Care of the Elderly: Division of Labor Among the Family, Market and State
Citation: Soldo, Freedman (1994) Care of the Elderly: Division of Labor Among the Family, Market and State.
As a greater proportion of the US population becomes elderly, the prevalence of disability is expected to increase dramatically. With the rise in disability, nonmedical personal care will also need to grow to keep up with the demand for assistance with chronic limitations in basic self-care activities, such as shopping, bathing, dressing, meal preparation and so on. Because nonmedical personal care is nontechnical, no single institution can claim to be singularly competent in the provision of services. This chapter examines three personal sources of personal care in the US: the family, the marketplace and the state. More specifically, the chapter considers how one source of care (e.g., the marketplace) might substitute for another form of care (e.g., the family) as demands for service increase.
Substitution of Paid Providers for Family Care: "For the most part, the gerontological literature has concerned itself with the substitution of market (or "formal") services for family (or "informal") care. . . Research on the substitution of formal care for informal care has been motivated by two related concerns. First, demographic trends portend a reduction in the supply of informal helpers, particularly the adult daughters of widowed or older persons, as the family size of the elderly declines in the next century. Second . . . is apprehension . . . if state subsidized home care benefits were to encourage family helpers to withdraw or reduce their efforts in response to a decline in the price of purchased care" (p. 200). At present, the bulk of personal care is provided by family members-which is what the majority of elderly prefer. But one in four elderly rely at least in part on paid helpers, and this proportion is expected to rise considerably.
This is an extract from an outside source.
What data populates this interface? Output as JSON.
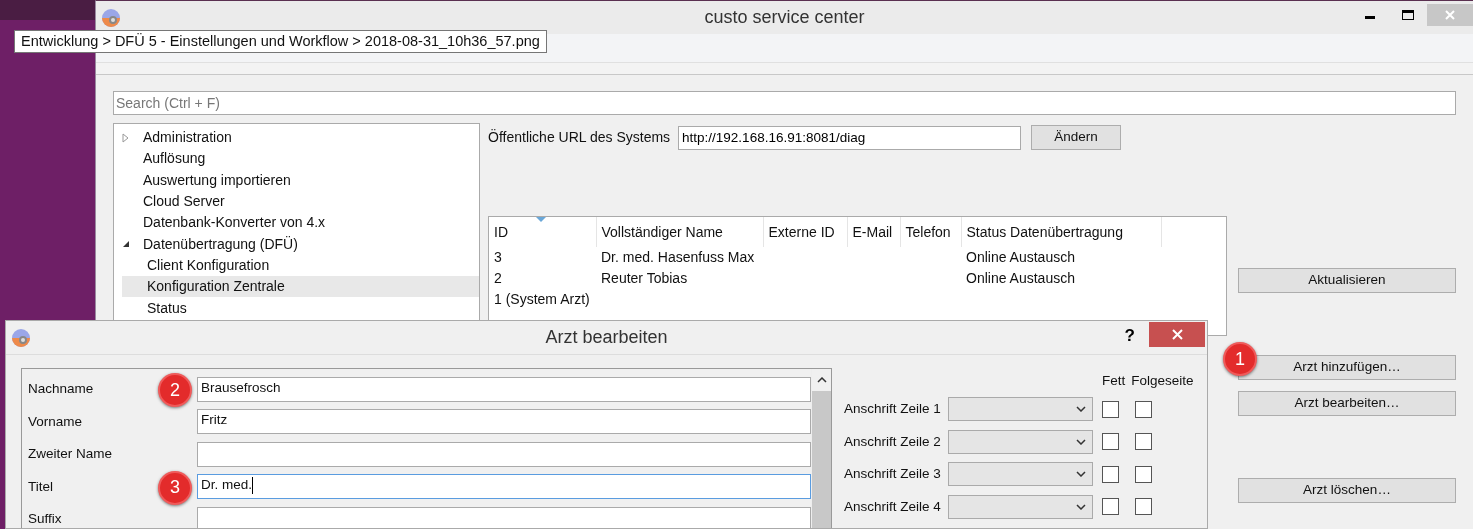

Substitution of Financial for Time Transfers: This type of substitution is how the state currently responds to the care of frail elderly. That is, the state typically substitutes its own "time" (i.e., state employees) with Medicare and Medicaid payments made to private organizations which provide the service. But, due to insufficient data, "considerably less is known about the extent to which the family commonly substitutes financial transfers for its collective time. . . Nonetheless, existing data suggest that about one-fifth of the elderly may receive either regular or episodic financial transfers from adult children" (p. 207). Economic models which posit motivations for such substitutions (e.g., selfish exchange model in which the adult child may substitute money for time in order to limit close contact by maintaining separate residences), have received mixed empirical support. But, standard economic theory yields the basic insight that the higher the value of the child's time, the more likely she or he is to make a financial rather than a time transfer. As a time pressured society, this may have implications for future trends in this type of transfer.
Discussion: At the time of this study, data limitations precluded sophisticated analyses of substitutions. But, Solo and Freedman anticipated that Michigan's Health and Retirement Survey (HRS) and Asset and Health Dynamics (AHEAD) would help fill some research gaps.